At 07:37 PM 8/29/00 -0700, Russ Allbery wrote:
>Dan Sugalski <[EMAIL PROTECTED]> writes:
> > On 29 Aug 2000, Russ Allbery wrote:
>
> >> I'd love to see Perl aggressively take advantage of new capabilities in
> >> dynamic loaders, though.  Among other things, I'll point out that
> >> symbol versioning is the way that things like libc manage to be
> >> backward compatible while still changing things, and we should probably
> >> seriously consider using symbol versioning in a shared libperl.so as a
> >> means to provide that much desired and extremely difficult to implement
> >> stable API for modules and the XS-equivalent.
>
> > This is where my lack of strange Unix knowledge comes to the fore. Is
> > this really a problem? It seems to me to be a standard sort of thing to
> > be dealing with. (OTOH, my platform of choice has 20-year-old
> > executables as part of its test suite and a strong engineering bent, so
> > I may be coming at things from a different direction than most folks)
>
>Well, it depends on what your goals are, basically.  For most shared
>libraries, people don't take the trouble.

That's OK--we will. :)

>Basically, no matter how well you design the API up front, if it's at all
>complex you'll discover that down the road you really want to *change*
>something, not just add something new (maybe just add a new parameter to a
>function).  At that point, the standard Perl thing up until now to do is
>to just change it in a major release and require people to relink their
>modules against the newer version.  And relink their applications that
>embed Perl.

It's just hit me why VMS' system service interface has managed to handle 
this as well as it has over the years. Unfortunately one of the things that 
helped it's longevity is rather inconvenient for the average C programmer.

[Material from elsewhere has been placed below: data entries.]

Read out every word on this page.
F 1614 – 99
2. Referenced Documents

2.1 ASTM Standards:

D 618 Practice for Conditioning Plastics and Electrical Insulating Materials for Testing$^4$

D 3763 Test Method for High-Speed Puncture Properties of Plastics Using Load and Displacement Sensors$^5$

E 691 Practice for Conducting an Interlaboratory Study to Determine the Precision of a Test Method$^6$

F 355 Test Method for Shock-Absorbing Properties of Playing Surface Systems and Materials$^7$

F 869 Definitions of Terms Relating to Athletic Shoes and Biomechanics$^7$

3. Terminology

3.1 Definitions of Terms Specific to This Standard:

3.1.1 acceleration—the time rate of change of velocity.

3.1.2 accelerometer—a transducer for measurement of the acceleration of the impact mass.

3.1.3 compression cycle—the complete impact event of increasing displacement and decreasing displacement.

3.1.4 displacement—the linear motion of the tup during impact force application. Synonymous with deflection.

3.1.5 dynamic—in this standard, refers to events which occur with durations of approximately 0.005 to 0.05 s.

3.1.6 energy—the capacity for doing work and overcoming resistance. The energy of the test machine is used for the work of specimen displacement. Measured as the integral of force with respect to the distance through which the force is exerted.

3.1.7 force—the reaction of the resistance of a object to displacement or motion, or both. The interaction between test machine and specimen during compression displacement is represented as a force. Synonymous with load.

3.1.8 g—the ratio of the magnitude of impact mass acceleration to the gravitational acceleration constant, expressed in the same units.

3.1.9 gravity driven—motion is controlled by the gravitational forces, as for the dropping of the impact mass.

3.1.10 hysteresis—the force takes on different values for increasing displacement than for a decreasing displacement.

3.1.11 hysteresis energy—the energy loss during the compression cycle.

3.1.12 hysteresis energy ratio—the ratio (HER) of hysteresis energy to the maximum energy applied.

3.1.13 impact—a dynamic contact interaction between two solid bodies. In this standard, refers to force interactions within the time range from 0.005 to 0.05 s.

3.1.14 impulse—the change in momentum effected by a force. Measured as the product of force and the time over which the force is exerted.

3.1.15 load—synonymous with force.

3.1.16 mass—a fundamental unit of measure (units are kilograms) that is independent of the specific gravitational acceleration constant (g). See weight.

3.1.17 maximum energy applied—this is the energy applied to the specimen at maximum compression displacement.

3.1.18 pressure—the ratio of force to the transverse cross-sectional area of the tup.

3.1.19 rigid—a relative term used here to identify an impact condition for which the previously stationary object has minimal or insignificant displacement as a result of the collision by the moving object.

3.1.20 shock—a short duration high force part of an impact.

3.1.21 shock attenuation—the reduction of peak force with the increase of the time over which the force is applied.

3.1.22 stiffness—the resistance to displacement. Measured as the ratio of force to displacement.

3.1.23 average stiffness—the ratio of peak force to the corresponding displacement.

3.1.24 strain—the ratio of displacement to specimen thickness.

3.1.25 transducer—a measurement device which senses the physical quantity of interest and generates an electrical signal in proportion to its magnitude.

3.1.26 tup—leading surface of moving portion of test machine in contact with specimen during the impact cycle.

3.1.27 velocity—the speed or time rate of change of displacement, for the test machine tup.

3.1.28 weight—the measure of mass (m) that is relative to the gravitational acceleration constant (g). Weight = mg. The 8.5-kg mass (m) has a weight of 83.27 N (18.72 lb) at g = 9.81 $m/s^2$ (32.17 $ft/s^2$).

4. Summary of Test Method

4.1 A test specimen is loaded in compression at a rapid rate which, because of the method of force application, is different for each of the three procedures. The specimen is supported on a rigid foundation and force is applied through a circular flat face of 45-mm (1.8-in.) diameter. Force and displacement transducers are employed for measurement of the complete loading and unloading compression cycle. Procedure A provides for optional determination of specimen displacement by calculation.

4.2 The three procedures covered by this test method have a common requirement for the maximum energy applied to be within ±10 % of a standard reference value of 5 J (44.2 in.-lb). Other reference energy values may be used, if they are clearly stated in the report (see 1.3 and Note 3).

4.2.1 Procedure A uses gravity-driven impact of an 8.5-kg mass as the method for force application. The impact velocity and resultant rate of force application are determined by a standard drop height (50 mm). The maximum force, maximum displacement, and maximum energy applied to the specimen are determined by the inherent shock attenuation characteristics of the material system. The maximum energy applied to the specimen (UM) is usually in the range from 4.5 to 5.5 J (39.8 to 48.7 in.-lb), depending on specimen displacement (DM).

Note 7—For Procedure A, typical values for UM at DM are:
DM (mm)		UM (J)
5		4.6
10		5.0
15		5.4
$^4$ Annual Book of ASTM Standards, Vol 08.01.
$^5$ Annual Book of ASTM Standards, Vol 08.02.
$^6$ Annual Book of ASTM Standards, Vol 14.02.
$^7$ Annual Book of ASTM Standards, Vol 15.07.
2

I'll write up something more concrete once I've batted it around some in my 
brain, and we can see if I'm off-base or, if not, whether it's worth it.

>Not a big deal, and that's certainly doable.  But it's possible to do more
>than that if you really want to.  The glibc folks have decided to comment
>to nearly full binary compatibility for essentially forever; the theory is
>that upgrading libc should never break a working application even if the
>ABI changes.  I'm not familiar with the exact details of how symbol
>versioning works, but as I understand it, this is what it lets you do.
>Both the old and the new symbol are available, and newly built
>applications use the new one while older applications continue to use the
>previous symbol.  That means that all your older binary modules keep
>working, and if your applications that embed Perl are linked dynamically,
>you can even upgrade Perl underneath them without having to rebuild them.
>
>I'm not sure it's worth the trouble, but it's something to consider.

I'm sure it is. I really, *really* want long-term binary compatibility.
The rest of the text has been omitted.